Il rischio che infatti oggi si corre è uguale e contrario a quello commesso 50 anni fa: se allora, infatti, si rinunciò alla cultura in nome della politica, oggi, (visto il suicidio della politica cattolica di cui sopra) la tentazione è quella di rinunciare alla politica in nome della cultura.

Ma non sarebbe questo un peccato politico drammaticamente simile a quello che giustamente Del Noce rimproverò ai cattolici nel secolo scorso? Infine, “è se opera” diceva un sacerdote di cultura e di azione come don Giussani: non si può sostenere qualcosa di giusto a livello sociale senza immediatamente mettere in campo un’azione reale ed efficace per operare concretamente per quel qualcosa, anche perché sennò non si è credibili nemmeno nella denuncia intellettuale.

E in particolare oggi diventa ancor più decisivo che i cattolici siano in quell’agone pubblico chiamato politica, perché è dalla politica che stanno arrivando attacchi invasivi e pericolosi quanto mai alla stessa natura umana, a quelle verità originali dell’uomo (nascita, morte, famiglia, amore umano, educazione) che è primario compito della Chiesa annunciare e difendere.

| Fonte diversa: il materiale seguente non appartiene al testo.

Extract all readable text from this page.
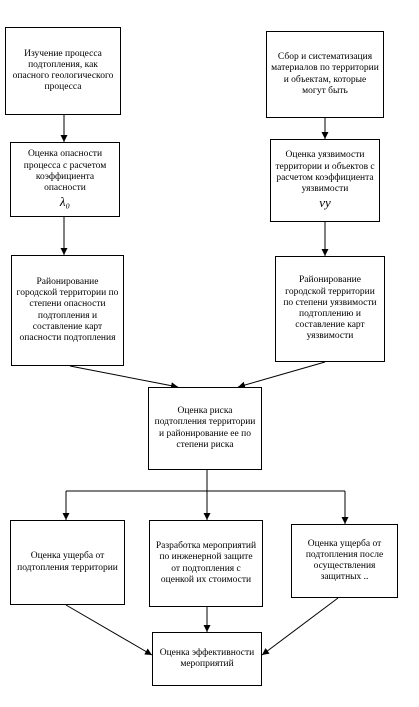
Изучение процесса подтопления, как опасного геологического процесса
Сбор и систематизация материалов по территории и объектам, которые могут быть
Оценка опасности процесса с расчетом коэффициента опасности
λ₀
Оценка уязвимости территории и объектов с расчетом коэффициента уязвимости
νy
Районирование городской территории по степени опасности подтопления и составление карт опасности подтопления
Районирование городской территории по степени уязвимости подтоплению и составление карт уязвимости
Оценка риска подтопления территории и районирование ее по степени риска
Оценка ущерба от подтопления территории
Разработка мероприятий по инженерной защите от подтопления с оценкой их стоимости
Оценка ущерба от подтопления после осуществления защитных ..
Оценка эффективности мероприятий
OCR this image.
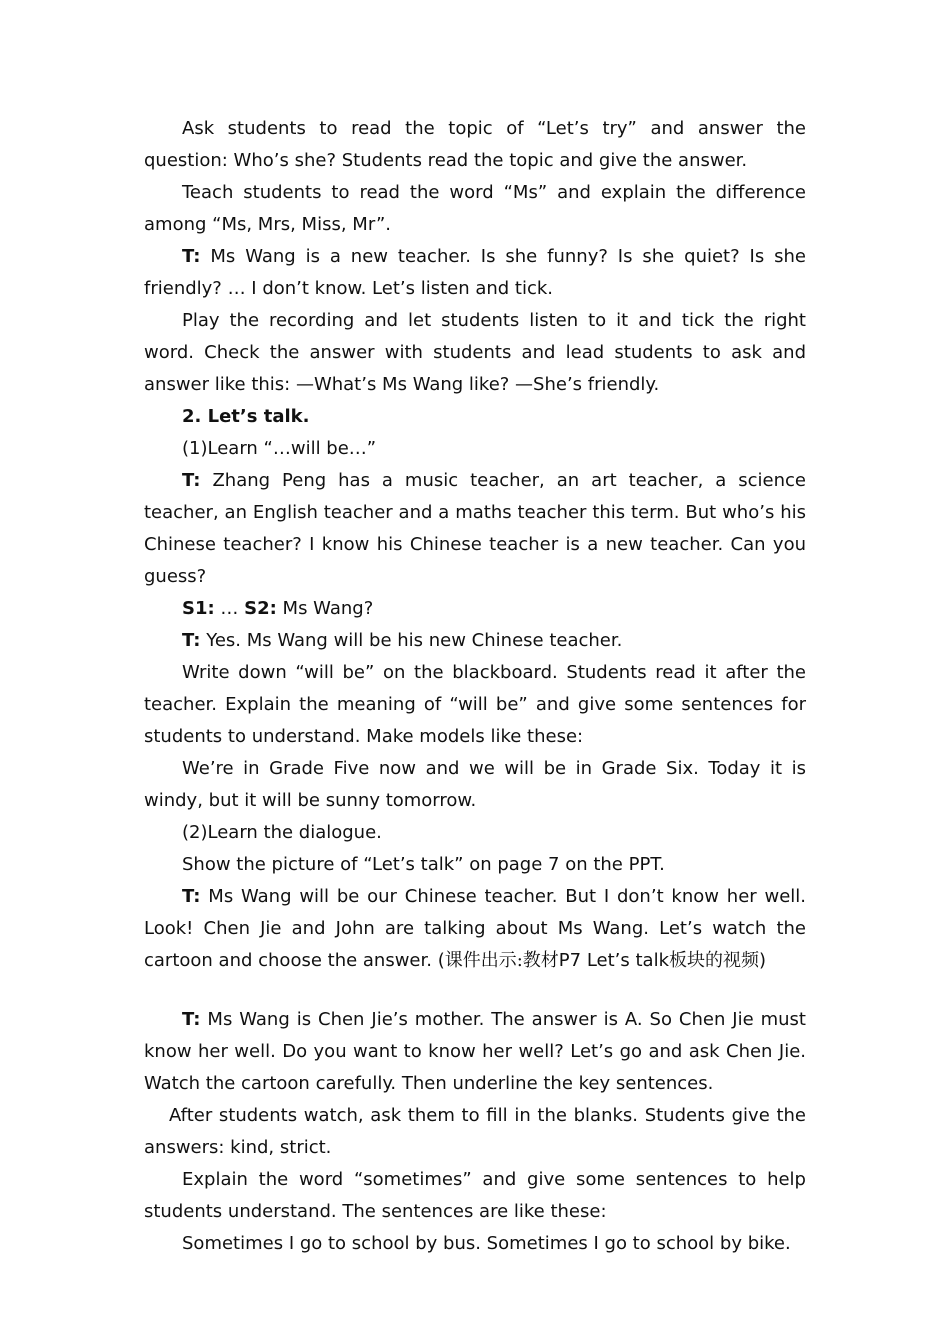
Ask students to read the topic of “Let’s try” and answer the question: Who’s she? Students read the topic and give the answer.

Teach students to read the word “Ms” and explain the difference among “Ms, Mrs, Miss, Mr”.

T: Ms Wang is a new teacher. Is she funny? Is she quiet? Is she friendly? … I don’t know. Let’s listen and tick.

Play the recording and let students listen to it and tick the right word. Check the answer with students and lead students to ask and answer like this: —What’s Ms Wang like? —She’s friendly.

2. Let’s talk.

(1)Learn “…will be…”

T: Zhang Peng has a music teacher, an art teacher, a science teacher, an English teacher and a maths teacher this term. But who’s his Chinese teacher? I know his Chinese teacher is a new teacher. Can you guess?

S1: … S2: Ms Wang?

T: Yes. Ms Wang will be his new Chinese teacher.

Write down “will be” on the blackboard. Students read it after the teacher. Explain the meaning of “will be” and give some sentences for students to understand. Make models like these:

We’re in Grade Five now and we will be in Grade Six. Today it is windy, but it will be sunny tomorrow.

(2)Learn the dialogue.

Show the picture of “Let’s talk” on page 7 on the PPT.

T: Ms Wang will be our Chinese teacher. But I don’t know her well. Look! Chen Jie and John are talking about Ms Wang. Let’s watch the cartoon and choose the answer. (课件出示:教材P7 Let’s talk板块的视频)

T: Ms Wang is Chen Jie’s mother. The answer is A. So Chen Jie must know her well. Do you want to know her well? Let’s go and ask Chen Jie. Watch the cartoon carefully. Then underline the key sentences.

After students watch, ask them to fill in the blanks. Students give the answers: kind, strict.

Explain the word “sometimes” and give some sentences to help students understand. The sentences are like these:

Sometimes I go to school by bus. Sometimes I go to school by bike.
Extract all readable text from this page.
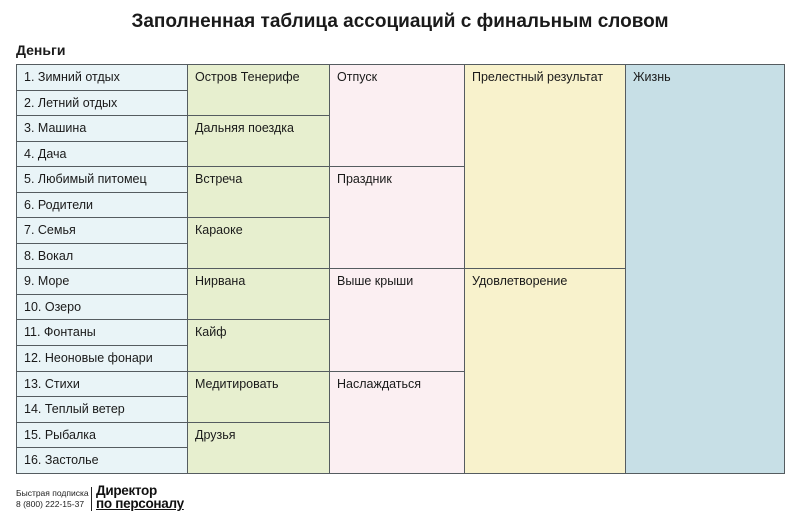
Заполненная таблица ассоциаций с финальным словом
Деньги
1. Зимний отдых	Остров Тенерифе	Отпуск	Прелестный результат	Жизнь
2. Летний отдых				
3. Машина	Дальняя поездка			
4. Дача				
5. Любимый питомец	Встреча	Праздник		
6. Родители				
7. Семья	Караоке			
8. Вокал				
9. Море	Нирвана	Выше крыши	Удовлетворение	
10. Озеро				
11. Фонтаны	Кайф			
12. Неоновые фонари				
13. Стихи	Медитировать	Наслаждаться		
14. Теплый ветер				
15. Рыбалка	Друзья			
16. Застолье				
Быстрая подписка
8 (800) 222-15-37
Директор
по персоналу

Insomma, se il partito cattolico non “è stato” un errore in sé, ma “ha” sbagliato, perché non cercare di rimediare all’errore? E se non è questo il tempo, quale sarà mai? Proprio il fatto di essere minoranza dovrebbe indurre ancor più a unire le forze e finalmente unire anima e corpo della politica, ovvero cultura e azione, concentrando tutta la battaglia sulle questioni antropologiche che sono il cuore dell’umanesimo cristiano e che sono oggi drammaticamente in pericolo. Anche solo per non ritrovarsi addosso tra 50 anni l’accusa di aver ripetuto l’errore fatale di 50 anni fa…

Umile postilla finale. Il Popolo della Famiglia è attualmente l’unica forza che si sta battendo in questa direzione: bellissimo, ma basterà? L’ultima “prova” che probabilmente gli si chiede è di essere pronto a sacrificare ogni suo interesse, ogni sua rendita di posizione, per togliere ogni alibi agli scettici ed essere finalmente il punto di aggregazione di questa sospirata unità.